Building Community Capacity

DCLA'S community arts development program, Building Community Capacity (BCC), strives to reinforce arts and culture's transformative role in building and maintaining meaningful, healthy, and equitable neighborhoods. In response to and to complement NYC's urban planning processes DCLA created BCC to ensure both that culture is included as part of the City's interagency efforts around neighborhood planning, and that local cultural stakeholders have agency and voice in their community's development efforts.

Taking a collaborative, community-centric focus, the two-phase, multi-year program brings together diverse local cultural stakeholders to explore local context, create a community shared vision for arts and culture, and chart a course for collective action.

During the program's current iteration, community members from Bushwick, BrooklynFar Rockaway, Queens; and Morrisania, Bronx work together to address challenging and important issues that face or intersect with local arts and culture. By customizing the program's collaborative framework and tools, community members will be able to identify and align local critical issues with the strategies, resources, and potential solutions for how they want their community to be.

Phase II Launch

Application for Phase II of the BCC program is now open to interested community-based development organizations working with cultural stakeholders in Bushwick, Far Rockaway, and Morrisania.

Application: two-step process

  1. Community-Based Development Organization (CBDO) Certification

Deadline: 11:59pm on Thursday, November 7, 2019

Organizations must be a CBDO to apply.

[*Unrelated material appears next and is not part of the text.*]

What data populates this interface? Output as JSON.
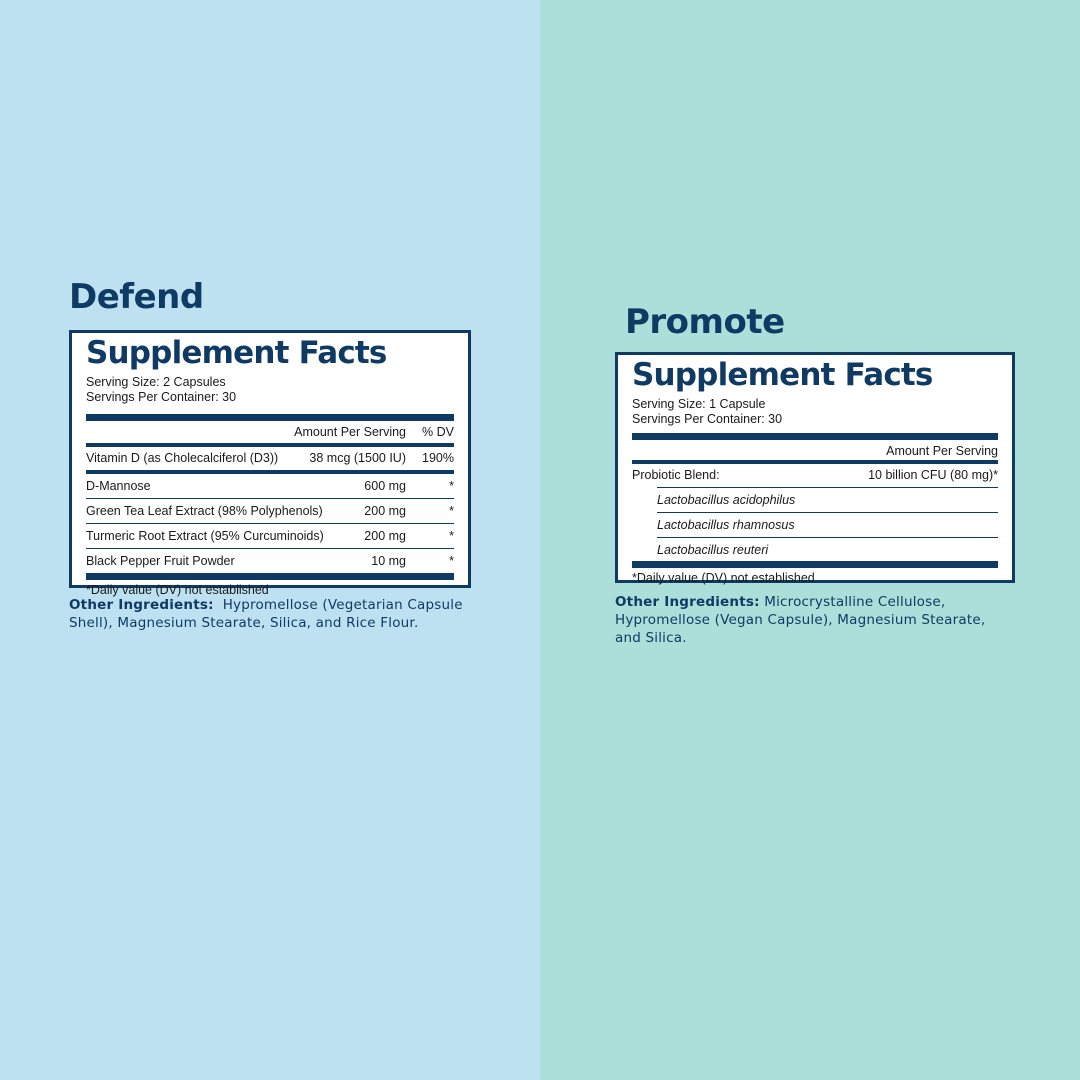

Certifications are reviewed on a rolling basis.

  1. Application Deadline: 11:59pm on Thursday, November 7, 2019

Download:


Application Seminars

Community-based development organizations that are interested in applying for BCC Phase II are required to attend an Application Seminar. The seminar provides an opportunity to speak directly with DCLA staff prior to submitting a competitive Application.

Thursday, October 10 – 3:00-4:30pm
Location: DCLA, 31 Chambers Street, Room 201

Wednesday, October 16 – 10:00-11:30am
Location: DCLA, 31 Chambers Street, Room 209

Friday, October 25 – 10:00-11:30am
Location: DCLA, 31 Chambers Street, Room 209

Wednesday, October 30 – 3:00-4:30am
Location: DCLA, 31 Chambers Street, Room 209


To rsvp: email BCCinfo@culture.nyc.gov

Anticipated grant award

$240,000 per neighborhood for 24 months


Phase I: Research and Discovery (Completed – Summer 2019)

Working in three designated neighborhoods, first phase grantees engaged in community-based research and investigated the challenges and opportunities inherent to their local arts and cultural ecosystems. They documented cultural assets, considered relevant local history, and explored who is present, including key demographics as well as participant feedback regarding cultural interests, behaviors, motivations and challenges. Comprehensive findings, released as three community-specific Neighborhood Arts and Culture Inventories, provide insights, depict local context, and reveal not only the interconnections between community and art, past and present, but also suggest why culture is vital to a neighborhood's future.

Phase II: Building Infrastructure (Dec 2019 – Nov 2021)

During Phase II selected grantees and community members will build a replicable process for how cultural stakeholders can work together to develop a shared vision, viable strategies, and local resources to bring about enduring community-level transformation.

Grantees will

  • lead multiple community engagement and participatory decision-making activities to capture insights about issues that are of local importance and urgency
  • focus on challenges and opportunities informed by Phase I community-based research, other City-led community development efforts, and local input
  • build a steering committee of key and invested cultural stakeholders who create a community shared vision and transform it into a viable plan of action, with goals, strategies, activities, and accountability measurements
  • create prototype projects that can test and improve upon ideas and strategies
  • receive ongoing technical assistance
  • participate in peer learning exchanges with grantees from the other participating neighborhoods
  • build connections with other City agencies and community partners working with the creative sector
  • engage in relevant trainings designed to ensure they are equipped with skills, connections, and methodologies that will enable them to tackle various issues both during and after the program's intervention
  • develop a sustainability plan that includes cross-sector partners and resources

Additionally, participating organizations receive a grant to support the personnel needed to lead the work of community organizing and planning around arts and culture - accomplished by progressing through a series of coordinated activities and goals.

BCC does not offer pre-set solutions, but helps community stakeholders address complex issues and outdated patterns by looking at what change is desired and needed, how it happens, and who should be involved. The aim is to look beyond the short-term and find transformative approaches that are effective and sustainable.

BCC is partially funded by the US Department of Housing and Urban Development (HUD) through their Community Development Block Grant program.